Our entire system had been architected around serverless technologies, in theory allowing the system to scale infinitely to customer demand. Which was nice, in theory, but not so nice when what you really need is predictable running costs. Moving these back to standard background jobs saved $5K a month, but it wasn’t enough to save the company.
Sometimes external factors doom you, even when you do everything right.
What Actually Works
I’ve been working with one client since 2015, helping them to maintain their Rails apps. This has worked because they kept things simple from the start, stayed boring with their technology choices, and were willing to pivot when something didn’t work, such as moving from an Elixir service to Python when the Elixir service became unmaintainable. Ten years later, we’re still incrementally improving the systems because the foundations were solid and the business was healthy enough to fund the work properly.
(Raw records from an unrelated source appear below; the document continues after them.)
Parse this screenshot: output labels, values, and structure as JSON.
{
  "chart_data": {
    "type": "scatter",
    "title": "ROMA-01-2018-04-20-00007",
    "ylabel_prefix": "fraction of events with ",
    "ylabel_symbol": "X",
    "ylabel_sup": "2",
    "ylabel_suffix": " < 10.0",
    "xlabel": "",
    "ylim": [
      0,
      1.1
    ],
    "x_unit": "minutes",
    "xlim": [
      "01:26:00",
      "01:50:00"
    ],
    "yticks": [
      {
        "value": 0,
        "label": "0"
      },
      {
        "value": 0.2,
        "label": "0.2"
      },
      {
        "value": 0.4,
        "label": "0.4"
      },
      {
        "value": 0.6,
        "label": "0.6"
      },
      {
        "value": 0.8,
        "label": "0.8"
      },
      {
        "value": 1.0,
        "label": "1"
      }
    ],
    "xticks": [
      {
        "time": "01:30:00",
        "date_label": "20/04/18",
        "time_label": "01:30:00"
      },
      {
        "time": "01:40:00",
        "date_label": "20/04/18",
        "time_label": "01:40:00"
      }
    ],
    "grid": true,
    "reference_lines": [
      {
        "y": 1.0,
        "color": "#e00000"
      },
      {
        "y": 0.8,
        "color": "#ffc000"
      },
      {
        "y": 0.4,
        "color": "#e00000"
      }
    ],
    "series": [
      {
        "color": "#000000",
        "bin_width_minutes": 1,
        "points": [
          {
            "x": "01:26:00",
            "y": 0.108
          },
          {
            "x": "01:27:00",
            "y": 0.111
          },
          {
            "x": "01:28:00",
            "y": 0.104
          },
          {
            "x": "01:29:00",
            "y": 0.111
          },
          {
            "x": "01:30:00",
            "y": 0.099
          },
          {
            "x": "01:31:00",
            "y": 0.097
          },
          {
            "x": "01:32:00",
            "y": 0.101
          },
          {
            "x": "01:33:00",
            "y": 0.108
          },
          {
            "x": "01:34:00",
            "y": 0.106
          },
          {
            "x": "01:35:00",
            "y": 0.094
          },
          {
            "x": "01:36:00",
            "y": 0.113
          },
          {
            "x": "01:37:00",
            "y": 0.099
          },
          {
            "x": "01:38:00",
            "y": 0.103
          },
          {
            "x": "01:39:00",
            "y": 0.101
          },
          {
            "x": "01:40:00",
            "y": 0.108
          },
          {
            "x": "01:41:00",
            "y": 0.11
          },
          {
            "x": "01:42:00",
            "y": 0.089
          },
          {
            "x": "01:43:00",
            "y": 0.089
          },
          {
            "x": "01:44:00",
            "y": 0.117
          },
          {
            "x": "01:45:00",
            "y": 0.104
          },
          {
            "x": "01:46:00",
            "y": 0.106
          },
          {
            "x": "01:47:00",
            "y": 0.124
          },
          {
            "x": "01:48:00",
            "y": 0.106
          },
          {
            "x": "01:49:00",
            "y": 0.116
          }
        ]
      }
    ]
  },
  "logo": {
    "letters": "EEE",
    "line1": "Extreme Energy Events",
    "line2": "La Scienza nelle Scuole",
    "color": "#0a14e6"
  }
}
My current employer is a healthy SaaS business with an excellent team. But they’d convinced themselves the Rails monolith was holding them back, and that they needed to kill it. I felt that this was premature, and that the cost of rewriting all the functionality into new technologies was underestimated. I’d also spent years doing Rails upgrades in my freelance role, so I knew the monolith didn’t need scrapping – it needed modernising. We went from Rails 5.2 to Rails 8.0, and from Ruby 2.7 to Ruby 3.4, gaining 30% performance improvement along the way. The monolith became not just viable, but valuable again. The difference between this and the fintech company? They listened to my opinion and were willing to give me a chance to prove them wrong.
The Pattern
Rescuing projects isn’t about technical brilliance. It’s about organisational health. My freelance company has a solid foundation and willingness to stay boring. My current company has a healthy business and a willingness to be challenged. The climate tech startup and the fintech couldn’t be rescued because ego protected bad decisions. The point-of-sale startup couldn’t be rescued because the economics were already broken by the time I arrived.
Due Diligence
These days, before I take on a new project, or join a new company, I ask questions I didn’t know to ask when I was younger:
Can I criticise technical decisions without political fallout? If the CTO’s ego is protecting bad architecture, I can’t fix it.
Is there organisational receptiveness to hard truths? If they’re not willing to hear “your microservices are killing you,” they’re not ready to be rescued.
Are there hidden subsidies masking the real economics? AWS credits, investor money, founders working for equity – when these run out, can the business afford to run?
Is the runway long enough to execute the fix? Some rescues take 6-12 months. If you’ve only got 3 months of cash in the bank, it’s already too late.
Is the culture functional or toxic? Physical fights in the office, salary disparities causing friction, teams not talking to each other – you can’t rescue that.
And the hardest question: is the business model actually viable? Sometimes the technical problems are symptoms of a business that was never going to work.
I learned to do rescue work when I learned I’d been wrong. Companies learn to be rescued when they learn the same thing. The difference between organisations that can be saved and those that can’t is humility – the willingness to admit you need help and take it.
I wish I’d learned that lesson earlier. But then again, you can’t teach humility. You have to earn it by being wrong enough times that it finally sinks in.